Brothers and sisters, in a world where everyone is granted agency, some of our loved ones may stray for a season. But we can never give up. We must always go back for them—we must never stop trying. Our prophet, President Thomas S. Monson, has issued a plea for us to go rescue those of our loved ones who may be lost (see, for example, “Stand in Your Appointed Place,” Liahona and Ensign, May 2003, 54–57). With the help of priesthood leaders, parents must continue to go back and find their lost ones, assuring them there will always be a “home” within the family and the Church, waiting for their return. We never know when a heart may be turned. We never know when a soul may be weary and worn out by the world. When that happens, it seems our children almost always turn first toward Mother, with emotions like those expressed in a poem by Elizabeth Akers Allen:
Backward, flow backward, O tide of the years!
I am so weary of toil and of tears, …
Tired of the hollow, the base, the untrue,
Mother, O mother, my heart calls for you! …
Over my heart, in the days that are flown,
No love like mother-love ever has shone; …
None like a mother can charm away pain
From the sick soul and the world-weary brain.
Slumber’s soft calms o’er my heavy lids creep;
Rock me to sleep, mother, rock me to sleep!
(“Rock Me to Sleep,” in The Family Library of Poetry and Song, ed. William Cullen Bryant , 190–91; punctuation modernized.)
Perhaps the reason we respond so universally to our mothers’ love is because it typifies the love of our Savior.

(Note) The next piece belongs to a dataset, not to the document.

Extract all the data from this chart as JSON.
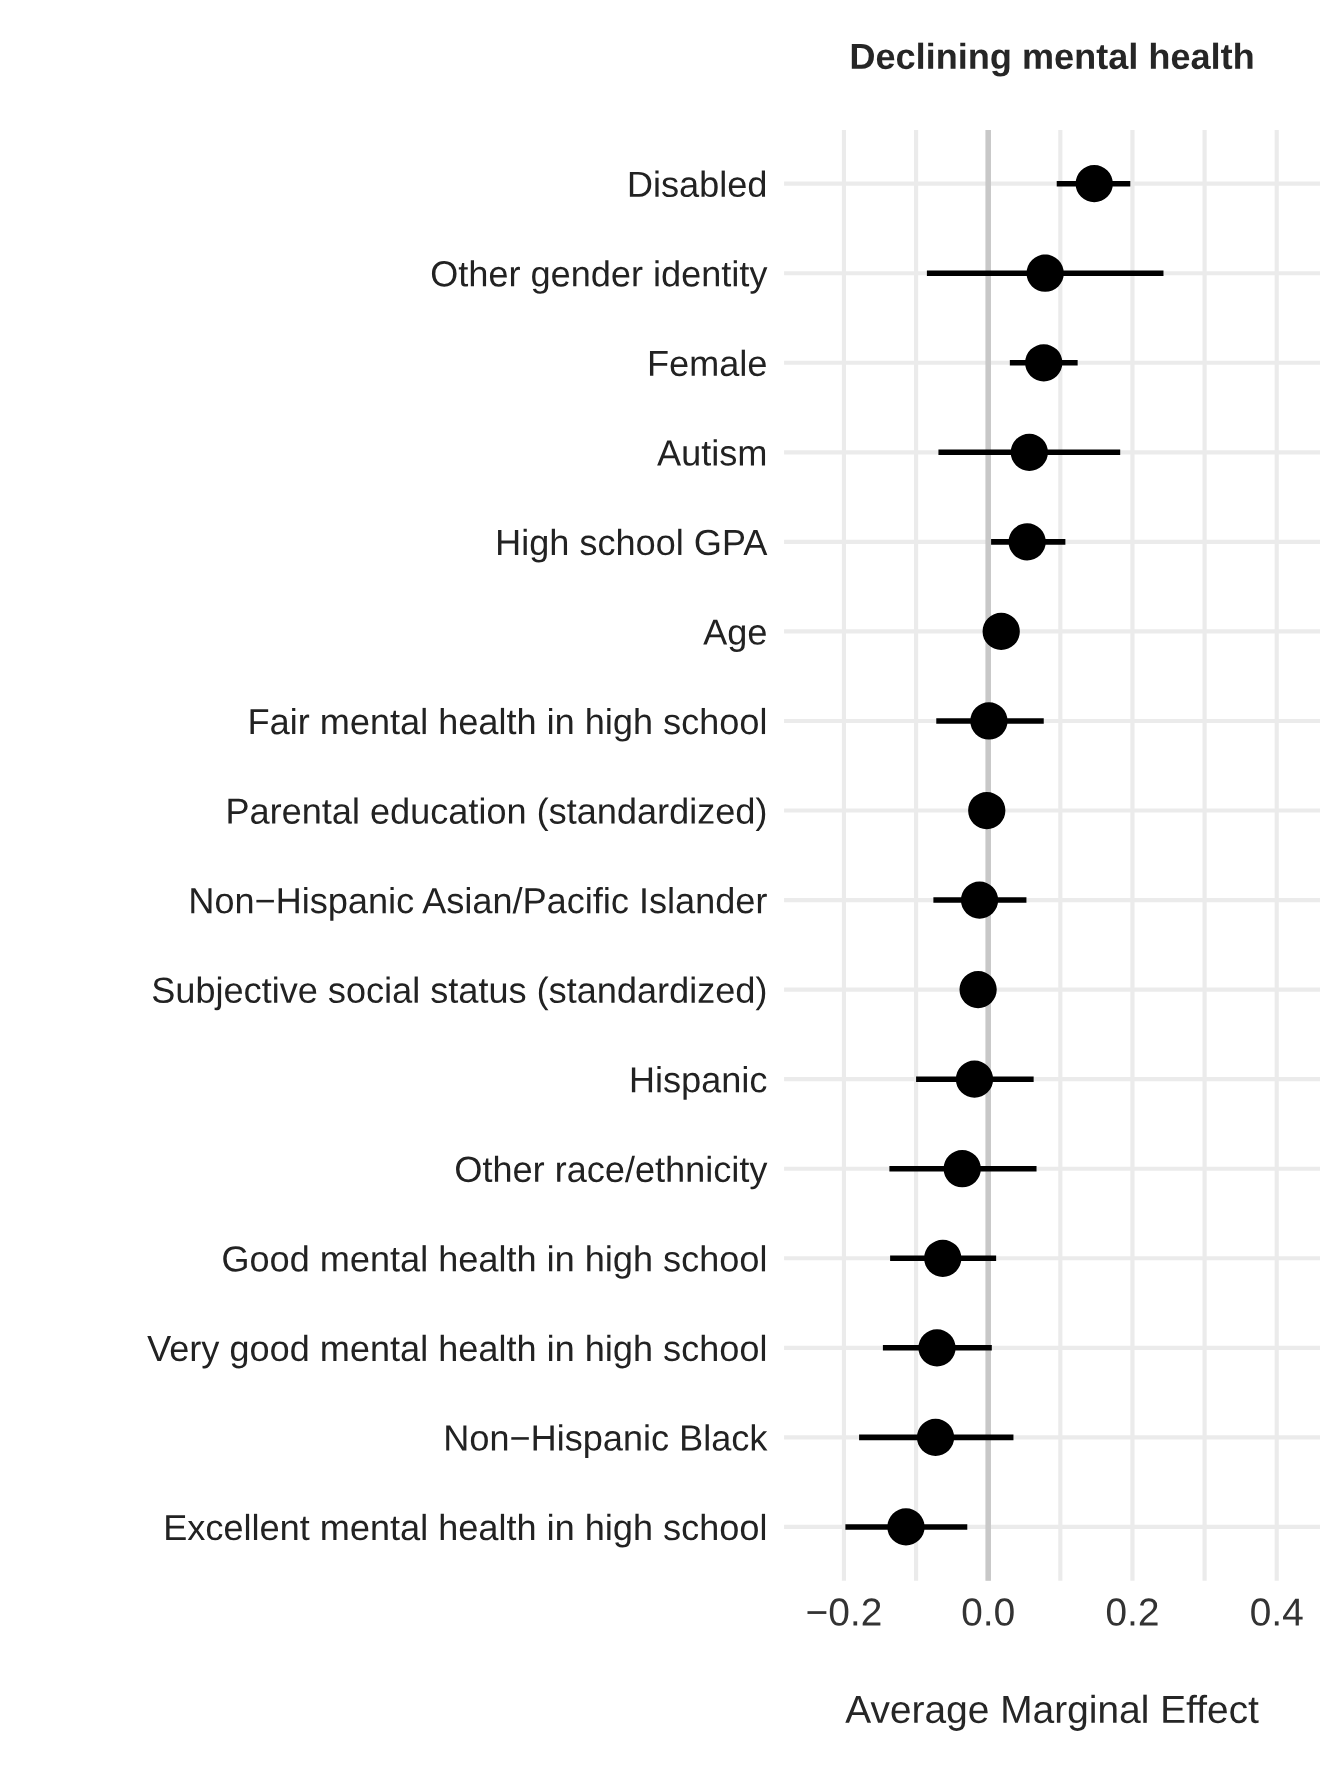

As President Joseph F. Smith said, “The love of a true mother comes nearer [to] being like the love of God than any other kind of love” (“The Love of Mother,” Improvement Era, Jan. 1910, 278).

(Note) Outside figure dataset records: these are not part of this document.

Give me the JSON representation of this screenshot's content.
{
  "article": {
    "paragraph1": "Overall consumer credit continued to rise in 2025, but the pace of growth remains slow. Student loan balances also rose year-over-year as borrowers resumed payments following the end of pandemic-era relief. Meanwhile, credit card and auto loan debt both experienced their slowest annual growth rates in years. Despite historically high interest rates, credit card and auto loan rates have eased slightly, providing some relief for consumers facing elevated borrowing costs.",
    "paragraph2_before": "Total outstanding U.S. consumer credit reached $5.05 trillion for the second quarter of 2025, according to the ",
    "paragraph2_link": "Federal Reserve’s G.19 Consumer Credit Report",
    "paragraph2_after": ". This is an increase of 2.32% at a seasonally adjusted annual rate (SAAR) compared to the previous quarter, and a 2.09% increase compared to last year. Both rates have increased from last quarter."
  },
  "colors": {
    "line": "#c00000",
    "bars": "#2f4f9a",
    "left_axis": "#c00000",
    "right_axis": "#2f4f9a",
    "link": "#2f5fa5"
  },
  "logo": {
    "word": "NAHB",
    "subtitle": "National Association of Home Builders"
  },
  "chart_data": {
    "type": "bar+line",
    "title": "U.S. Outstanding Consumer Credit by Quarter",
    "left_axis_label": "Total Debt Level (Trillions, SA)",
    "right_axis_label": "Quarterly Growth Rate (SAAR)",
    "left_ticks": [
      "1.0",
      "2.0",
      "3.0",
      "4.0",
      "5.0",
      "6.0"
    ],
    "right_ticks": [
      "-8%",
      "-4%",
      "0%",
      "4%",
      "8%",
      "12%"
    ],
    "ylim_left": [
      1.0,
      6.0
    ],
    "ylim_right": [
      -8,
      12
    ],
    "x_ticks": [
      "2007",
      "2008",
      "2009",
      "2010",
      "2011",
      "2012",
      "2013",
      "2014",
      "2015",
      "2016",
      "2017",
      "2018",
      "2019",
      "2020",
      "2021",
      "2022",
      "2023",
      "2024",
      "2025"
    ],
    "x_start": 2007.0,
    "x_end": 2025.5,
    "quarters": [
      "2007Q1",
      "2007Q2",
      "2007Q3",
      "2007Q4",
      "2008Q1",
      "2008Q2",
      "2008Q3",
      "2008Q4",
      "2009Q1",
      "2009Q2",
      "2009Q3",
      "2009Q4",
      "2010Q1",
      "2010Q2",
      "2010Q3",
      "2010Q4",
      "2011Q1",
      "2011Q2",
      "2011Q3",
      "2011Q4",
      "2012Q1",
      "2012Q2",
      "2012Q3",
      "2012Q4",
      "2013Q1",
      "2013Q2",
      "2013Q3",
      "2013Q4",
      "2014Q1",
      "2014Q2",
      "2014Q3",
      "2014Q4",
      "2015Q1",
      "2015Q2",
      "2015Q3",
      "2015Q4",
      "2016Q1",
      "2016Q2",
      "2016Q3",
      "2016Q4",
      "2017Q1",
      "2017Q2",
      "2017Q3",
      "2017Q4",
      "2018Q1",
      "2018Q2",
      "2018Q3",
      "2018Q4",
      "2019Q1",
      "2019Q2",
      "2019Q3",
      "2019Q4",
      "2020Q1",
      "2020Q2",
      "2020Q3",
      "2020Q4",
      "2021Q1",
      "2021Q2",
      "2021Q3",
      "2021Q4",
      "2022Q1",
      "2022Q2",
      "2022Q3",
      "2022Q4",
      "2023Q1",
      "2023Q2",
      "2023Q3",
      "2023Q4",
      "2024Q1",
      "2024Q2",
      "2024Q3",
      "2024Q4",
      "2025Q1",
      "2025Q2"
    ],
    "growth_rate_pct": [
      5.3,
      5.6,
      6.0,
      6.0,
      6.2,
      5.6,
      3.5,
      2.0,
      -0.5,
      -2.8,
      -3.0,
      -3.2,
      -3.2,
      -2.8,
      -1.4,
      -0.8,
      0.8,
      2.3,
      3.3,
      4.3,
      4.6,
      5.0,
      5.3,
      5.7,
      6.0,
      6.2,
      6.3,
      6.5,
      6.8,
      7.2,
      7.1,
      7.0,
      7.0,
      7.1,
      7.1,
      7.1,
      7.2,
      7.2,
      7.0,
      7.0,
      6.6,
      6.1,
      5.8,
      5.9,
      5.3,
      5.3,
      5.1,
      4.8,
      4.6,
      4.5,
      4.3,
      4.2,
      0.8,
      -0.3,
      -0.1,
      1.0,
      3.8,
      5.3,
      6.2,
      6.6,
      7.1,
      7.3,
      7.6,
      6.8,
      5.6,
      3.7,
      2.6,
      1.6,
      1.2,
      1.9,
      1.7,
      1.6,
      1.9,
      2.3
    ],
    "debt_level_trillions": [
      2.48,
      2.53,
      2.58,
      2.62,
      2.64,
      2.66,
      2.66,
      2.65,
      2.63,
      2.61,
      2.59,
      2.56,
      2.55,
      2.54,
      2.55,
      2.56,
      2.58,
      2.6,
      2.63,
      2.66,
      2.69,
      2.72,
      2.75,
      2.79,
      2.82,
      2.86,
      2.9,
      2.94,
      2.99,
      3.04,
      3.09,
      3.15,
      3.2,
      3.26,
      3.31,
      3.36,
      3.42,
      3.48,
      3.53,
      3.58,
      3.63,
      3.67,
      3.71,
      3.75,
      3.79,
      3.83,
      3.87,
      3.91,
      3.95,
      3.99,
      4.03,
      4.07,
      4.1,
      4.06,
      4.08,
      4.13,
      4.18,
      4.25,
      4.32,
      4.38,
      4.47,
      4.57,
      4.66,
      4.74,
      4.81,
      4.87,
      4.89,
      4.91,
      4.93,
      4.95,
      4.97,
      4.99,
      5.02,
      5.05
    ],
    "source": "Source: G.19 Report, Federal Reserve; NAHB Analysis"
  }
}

As in all things, the Savior set the perfect example in the love He showed for His earthly mother. In the final, most pivotal moment of His mortal life—after the anguish of Gethsemane, the mock trial, the crown of thorns, the heavy cross to which He was brutally nailed—Jesus looked down from the cross and saw His mother, Mary, who had come to be with her Son. His final act of love before He died was to ensure that His mother would be cared for, saying to His disciple, “Behold thy mother!” And from that point on the disciple took her unto his home. As the scriptures say, then Jesus knew that “all things were now accomplished,” and He bowed His head and died (see John 19:27–28, 30).

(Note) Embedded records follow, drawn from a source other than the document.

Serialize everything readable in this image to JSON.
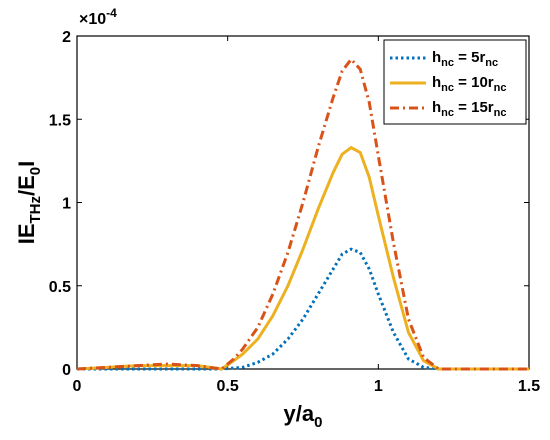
{
  "chart_data": {
    "type": "line",
    "xlabel": {
      "main": "y/a",
      "sub": "0"
    },
    "ylabel": {
      "p1": "IE",
      "s1": "THz",
      "p2": "/E",
      "s2": "0",
      "p3": "I"
    },
    "exponent": {
      "base": "×10",
      "power": "-4"
    },
    "xlim": [
      0,
      1.5
    ],
    "ylim": [
      0,
      2
    ],
    "xticks": [
      0,
      0.5,
      1,
      1.5
    ],
    "xtick_labels": [
      "0",
      "0.5",
      "1",
      "1.5"
    ],
    "yticks": [
      0,
      0.5,
      1,
      1.5,
      2
    ],
    "ytick_labels": [
      "0",
      "0.5",
      "1",
      "1.5",
      "2"
    ],
    "grid": false,
    "legend_position": "top-right",
    "series": [
      {
        "legend": {
          "p": "h",
          "sub1": "nc",
          "mid": " = 5r",
          "sub2": "nc"
        },
        "color": "#0072BD",
        "style": "dotted",
        "points": [
          [
            0,
            0
          ],
          [
            0.1,
            0
          ],
          [
            0.2,
            0
          ],
          [
            0.3,
            0
          ],
          [
            0.4,
            0
          ],
          [
            0.48,
            0
          ],
          [
            0.55,
            0.01
          ],
          [
            0.6,
            0.04
          ],
          [
            0.65,
            0.09
          ],
          [
            0.7,
            0.18
          ],
          [
            0.75,
            0.3
          ],
          [
            0.8,
            0.45
          ],
          [
            0.85,
            0.6
          ],
          [
            0.88,
            0.69
          ],
          [
            0.91,
            0.72
          ],
          [
            0.94,
            0.7
          ],
          [
            0.97,
            0.6
          ],
          [
            1.0,
            0.45
          ],
          [
            1.05,
            0.22
          ],
          [
            1.1,
            0.06
          ],
          [
            1.15,
            0.01
          ],
          [
            1.2,
            0
          ],
          [
            1.3,
            0
          ],
          [
            1.4,
            0
          ],
          [
            1.5,
            0
          ]
        ]
      },
      {
        "legend": {
          "p": "h",
          "sub1": "nc",
          "mid": " = 10r",
          "sub2": "nc"
        },
        "color": "#EDB120",
        "style": "solid",
        "points": [
          [
            0,
            0
          ],
          [
            0.1,
            0.01
          ],
          [
            0.2,
            0.02
          ],
          [
            0.3,
            0.02
          ],
          [
            0.4,
            0.02
          ],
          [
            0.48,
            0
          ],
          [
            0.52,
            0.05
          ],
          [
            0.55,
            0.09
          ],
          [
            0.6,
            0.18
          ],
          [
            0.65,
            0.32
          ],
          [
            0.7,
            0.5
          ],
          [
            0.75,
            0.72
          ],
          [
            0.8,
            0.96
          ],
          [
            0.85,
            1.18
          ],
          [
            0.88,
            1.29
          ],
          [
            0.91,
            1.33
          ],
          [
            0.94,
            1.3
          ],
          [
            0.97,
            1.15
          ],
          [
            1.0,
            0.92
          ],
          [
            1.05,
            0.55
          ],
          [
            1.1,
            0.22
          ],
          [
            1.15,
            0.05
          ],
          [
            1.2,
            0
          ],
          [
            1.3,
            0
          ],
          [
            1.4,
            0
          ],
          [
            1.5,
            0
          ]
        ]
      },
      {
        "legend": {
          "p": "h",
          "sub1": "nc",
          "mid": " = 15r",
          "sub2": "nc"
        },
        "color": "#D95319",
        "style": "dashdot",
        "points": [
          [
            0,
            0
          ],
          [
            0.1,
            0.01
          ],
          [
            0.2,
            0.02
          ],
          [
            0.3,
            0.03
          ],
          [
            0.4,
            0.02
          ],
          [
            0.48,
            0
          ],
          [
            0.52,
            0.06
          ],
          [
            0.55,
            0.12
          ],
          [
            0.6,
            0.25
          ],
          [
            0.65,
            0.45
          ],
          [
            0.7,
            0.7
          ],
          [
            0.75,
            1.0
          ],
          [
            0.8,
            1.33
          ],
          [
            0.85,
            1.63
          ],
          [
            0.88,
            1.79
          ],
          [
            0.91,
            1.86
          ],
          [
            0.94,
            1.8
          ],
          [
            0.97,
            1.6
          ],
          [
            1.0,
            1.28
          ],
          [
            1.05,
            0.76
          ],
          [
            1.1,
            0.3
          ],
          [
            1.15,
            0.07
          ],
          [
            1.2,
            0
          ],
          [
            1.3,
            0
          ],
          [
            1.4,
            0
          ],
          [
            1.5,
            0
          ]
        ]
      }
    ]
  }
}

Today I stand before you to bear my witness that Jesus Christ is the very Savior and Redeemer of the world. This is His Church, The Church of Jesus Christ of Latter-day Saints. Our Heavenly Father wants all of His children to return to Him. I know this without contradiction because of the witness of the Holy Ghost to my heart. I didn’t always know—when I was younger I had to rely on my parents’ testimony. My mother assured me that if I stayed on the road of truth, even when it seemed hot and dusty, even when there were distractions, the end would be better than the beginning. I will be eternally grateful that Mother told me. In the name of Jesus Christ, amen.